In Getafe, a simple colour-coded system means that every bag is crafted using materials transported between workrooms in three boxes: cut leather panels are placed in a blue box while acrylic fabrics used for backing and pieces of metal hardware including zips and buckles are kept in grey boxes.
Before the cut leather pieces can be joined, the material is smoothed along its edges; a machine then coats one side with glue onto which an artisan carefully places the backing. The Gate bag then slowly takes shape on individual trays passed along workbenches. A finishing touch of the Gate bag is its delicately painted edge.

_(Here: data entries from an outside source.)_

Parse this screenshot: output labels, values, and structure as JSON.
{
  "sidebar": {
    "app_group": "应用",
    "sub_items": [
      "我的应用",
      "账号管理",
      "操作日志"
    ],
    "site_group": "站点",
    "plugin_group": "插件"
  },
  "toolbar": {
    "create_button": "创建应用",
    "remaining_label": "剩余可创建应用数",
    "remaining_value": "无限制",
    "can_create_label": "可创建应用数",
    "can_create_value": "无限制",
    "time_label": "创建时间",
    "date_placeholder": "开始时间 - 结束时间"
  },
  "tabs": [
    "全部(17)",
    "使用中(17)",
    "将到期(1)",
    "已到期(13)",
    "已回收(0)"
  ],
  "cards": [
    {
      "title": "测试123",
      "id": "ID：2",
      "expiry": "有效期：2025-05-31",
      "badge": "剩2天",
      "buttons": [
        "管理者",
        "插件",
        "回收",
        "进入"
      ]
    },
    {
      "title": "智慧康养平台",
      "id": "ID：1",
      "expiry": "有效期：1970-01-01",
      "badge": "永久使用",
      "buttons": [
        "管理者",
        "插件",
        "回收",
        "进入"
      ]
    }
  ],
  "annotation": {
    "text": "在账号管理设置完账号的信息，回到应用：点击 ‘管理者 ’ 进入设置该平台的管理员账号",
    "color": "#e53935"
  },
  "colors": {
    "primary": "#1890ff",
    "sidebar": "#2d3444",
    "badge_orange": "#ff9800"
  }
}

In Getafe, Loewe is taking measures to safeguard its leather expertise, by training the next generation of master artisans. In 2013, the brand opened its Escuela de Maroquinería; the school's curriculum has been drafted in association with the Comunidad of Madrid and the town council of Getafe and teaches all production steps, from leather cutting to final assembly. To date, the school's 13 teachers have instructed 260 budding artisans.
“I think it's incredibly invaluable, it's an asset, it's about generational passing on of information,” says Anderson, describing the pivotal role played by Loewe's Getafe workshop and its assembled team. “Without the master craftsmen, it is very difficult to do what I do so they are a very, very important part of the business.”